Немолодая, говорившая баском проводница, разумеется, нашла бы место двоим участникам сессии ЦИКа, но Апейка не заикнулся об этом. Нашел место Анисье, устроился сам. Ему долго не спалось, потом вагон закачал, убаюкал; Апейка почувствовал себя очень легко, беззаботно. Проснулся он оттого, что заболела шея: сидеть было неудобно, не на что опереться; сонным взглядом отметил в окне светло-серый широкий простор снега. Отвернулся, сменил положение, опершись о чемодан, попробовал заснуть снова.
В Жлобин приехали в сумерки. Огни горели тускло и редко, но еще непривычный снег веселил все. Бодрила снежная, с примесью угольной гари, свежесть.
В зале было полно народу. Фонари над людьми еле мерцали в пару и дыму. Не умолкал гомон. Чувствовались сразу тепло, тяжкая духота. Не так просто было протиснуться в зал. Оконце кассы облепили - и не -думай пробиться. Апейка и не стал пока пробиваться: до поезда на Минск было несколько часов, можно не спешить компостировать билет. Заметив в углу буфет, направился с Анисьей туда.
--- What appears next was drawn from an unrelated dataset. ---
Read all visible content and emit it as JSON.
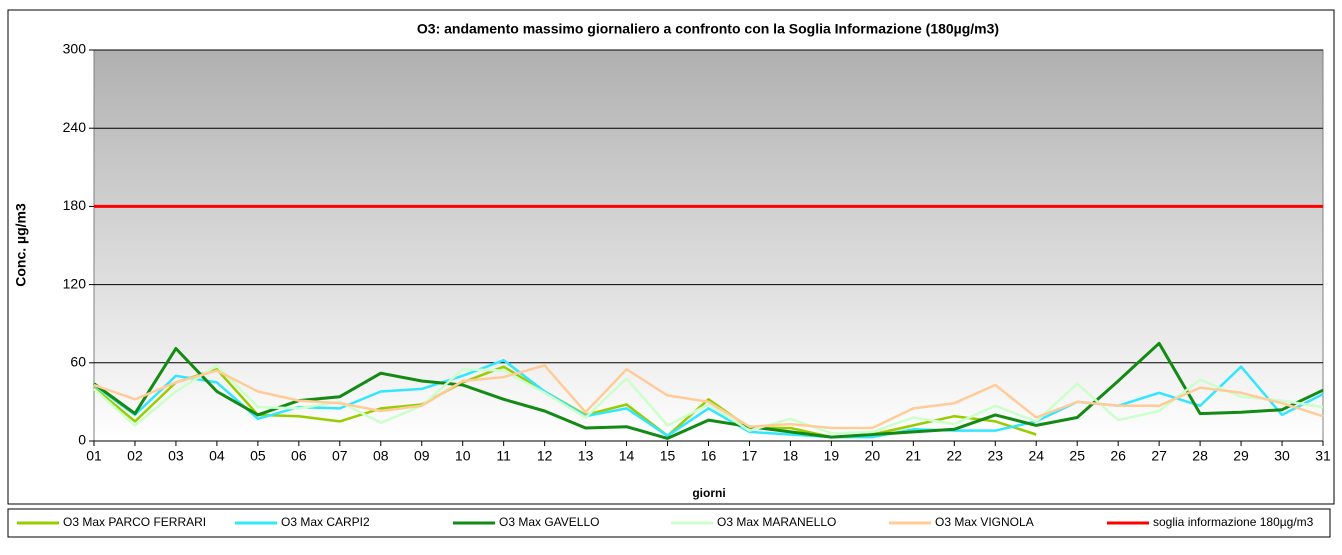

Распаренная, грузная женщина в жакетике, что трещал на груди и на боках, торговала пивом, чаем, водкой. Больше - пивом из бочки, около которой под насосом мутнела пенистая, с пузырями, лужа. Жакетик на ней был мокрый, мокрыми были красные руки, которые она время от времени вытирала о жакет. Анисья не сразу сообразила, чего ей взять; с серьезной миной, будто решилась на что-то важное, наконец выговорила: чаю и пива стакан. Коржика не надо: коржики есть свои. Себе Апейка попросил кружку пива. Пока буфетчица на-ливала, осмотрелся, где пристроиться. Хотя бы местечко на единственном столике, залитом пивом, замусоренном объедками рыбы, картофельной кожурой. Прислонился у окна, что с внутренней стороны слезилось мутными потеками.